Universal gotchas (silent sync, CRLF, mid-run script overwrite, inode caps) are NOT restated here —
see `references/gotchas_universal.md` (`grep -in '<keyword>' references/gotchas_universal.md` to jump).
---
## §7 Monitoring across agent hosts (portability mapping)
The four layers are host-agnostic; only **which primitive runs L2/L3** changes per host. Two rules port
the whole architecture to Codex / Cursor / Trae / any Agent-Skills host:
**Rule 1 — the durable layer needs no agent.** L1 (the box self-completes + `touch`es a marker) plus the
box **pushing its own notification** at the end of the `&&`-chain — a `curl` webhook / email / a
`huggingface-skills:huggingface-trackio` alert — works on EVERY host, because it runs entirely on the
rented box. On a host with no background/scheduler primitive, this IS the monitor; the agent just pulls
results on its next turn.
**Rule 2 — a CLOUD scheduler cannot reach a rented box (§5), on ANY host.** Every host's hosted
automation runs in an isolated sandbox with no local SSH key or network, so it cannot ssh your box (and
the key must never be placed in one — secret-leak). Use cloud cron only to **re-wake the agent** or
**poll a hosted tracker**, never to probe the box. The box-reaching poll must use the host's
**local/session** runner (which holds your SSH key), or be the L1 on-box loop.

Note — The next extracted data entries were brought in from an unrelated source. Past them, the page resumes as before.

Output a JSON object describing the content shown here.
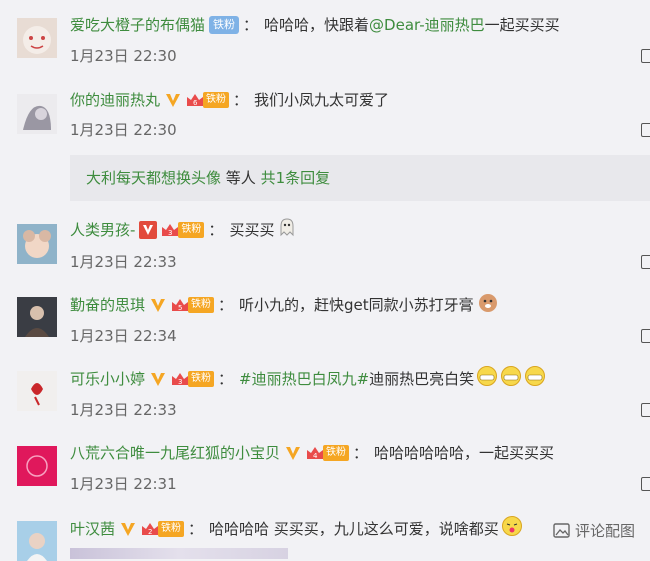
{
  "comments": [
    {
      "user": "爱吃大橙子的布偶猫",
      "fan_label": "铁粉",
      "text_pre": "哈哈哈，快跟着",
      "mention": "@Dear-迪丽热巴",
      "text_post": " 一起买买买",
      "time": "1月23日 22:30"
    },
    {
      "user": "你的迪丽热丸",
      "fan_label": "铁粉",
      "text": "我们小凤九太可爱了",
      "time": "1月23日 22:30"
    },
    {
      "user": "人类男孩-",
      "fan_label": "铁粉",
      "text": "买买买",
      "time": "1月23日 22:33"
    },
    {
      "user": "勤奋的思琪",
      "fan_label": "铁粉",
      "text": "听小九的，赶快get同款小苏打牙膏",
      "time": "1月23日 22:34"
    },
    {
      "user": "可乐小小婷",
      "fan_label": "铁粉",
      "topic": "#迪丽热巴白凤九#",
      "text": " 迪丽热巴亮白笑",
      "time": "1月23日 22:33"
    },
    {
      "user": "八荒六合唯一九尾红狐的小宝贝",
      "fan_label": "铁粉",
      "text": "哈哈哈哈哈哈，一起买买买",
      "time": "1月23日 22:31"
    },
    {
      "user": "叶汉茜",
      "fan_label": "铁粉",
      "text": "哈哈哈哈 买买买，九儿这么可爱，说啥都买",
      "time": ""
    }
  ],
  "reply_box": {
    "name": "大利每天都想换头像",
    "middle": " 等人 ",
    "count": "共1条回复"
  },
  "comment_image_link": "评论配图",
  "colors": {
    "username": "#3e8c3e",
    "fan_badge": "#f5a623",
    "vip_v": "#f5a623"
  }
}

| Agent host | Local runner — reaches the box (L3) | Recurring / loop (L2) | Cloud cron/automation — re-wake / tracker only | Foreground/turn limit |
|---|---|---|---|---|
| **Claude Code** | `run_in_background` (detach + notify-on-exit); the `Monitor` tool | `/loop` + `ScheduleWakeup` (interval or self-paced) | `/schedule` (cron cloud agent) | ~600 s foreground |
| **OpenAI Codex** | Codex Cloud background tasks (async, parallel) | a thread that schedules its own wake-up | **Automations** — cron syntax, results → review queue | per cloud task |
| **Cursor** | Background Agents (async) | — | **Automations** — cron (hourly/daily/weekly) + event triggers | per agent |
| **Trae** (ByteDance) | Agent / `trae-agent` CLI unattended runs; CI/CD | via a CI/CD pipeline | **no native cron found** → external cron / CI-CD, or rely on Rule 1 | per run |
| **Generic / none** | any local background-equivalent (else none) | a shell `while`-loop under the turn limit | none | host turn limit |
> **Hosts not in the table** (Gemini CLI, VS Code / Copilot, Goose, Kiro, …) take the **Generic** row until they expose a local recurring runner that holds your SSH key — until then, wire **Rule 1** (the on-box self-push) and let the agent pull on its next turn.
**Binding the layers:** L1 is unchanged everywhere (on-box). Bind **L2** to the host's local recurring
runner *if* it reaches the box, else to the box's own `cron`/`at` + a push (Rule 1). Bind **L3** to the
host's local background runner, re-armed once per resume. When a host offers only cloud automation (or
nothing), **do not promise agent-side polling of the box** — wire Rule 1 and let the agent pull on its
next turn (§0 corollary: trust the artifact, not the silence).
Host capabilities verified 2026-06: Codex Automations (cron) + Cloud background tasks —
`developers.openai.com/codex/app/automations` + `/codex/cloud`; Cursor Automations (cron + event
triggers) + Background Agents — `cursor.com/docs/cloud-agent/automations`; Trae Agent / `trae-agent` CLI
+ CI/CD, no native cron surfaced — `docs.trae.ai/ide` + `github.com/bytedance/trae-agent`.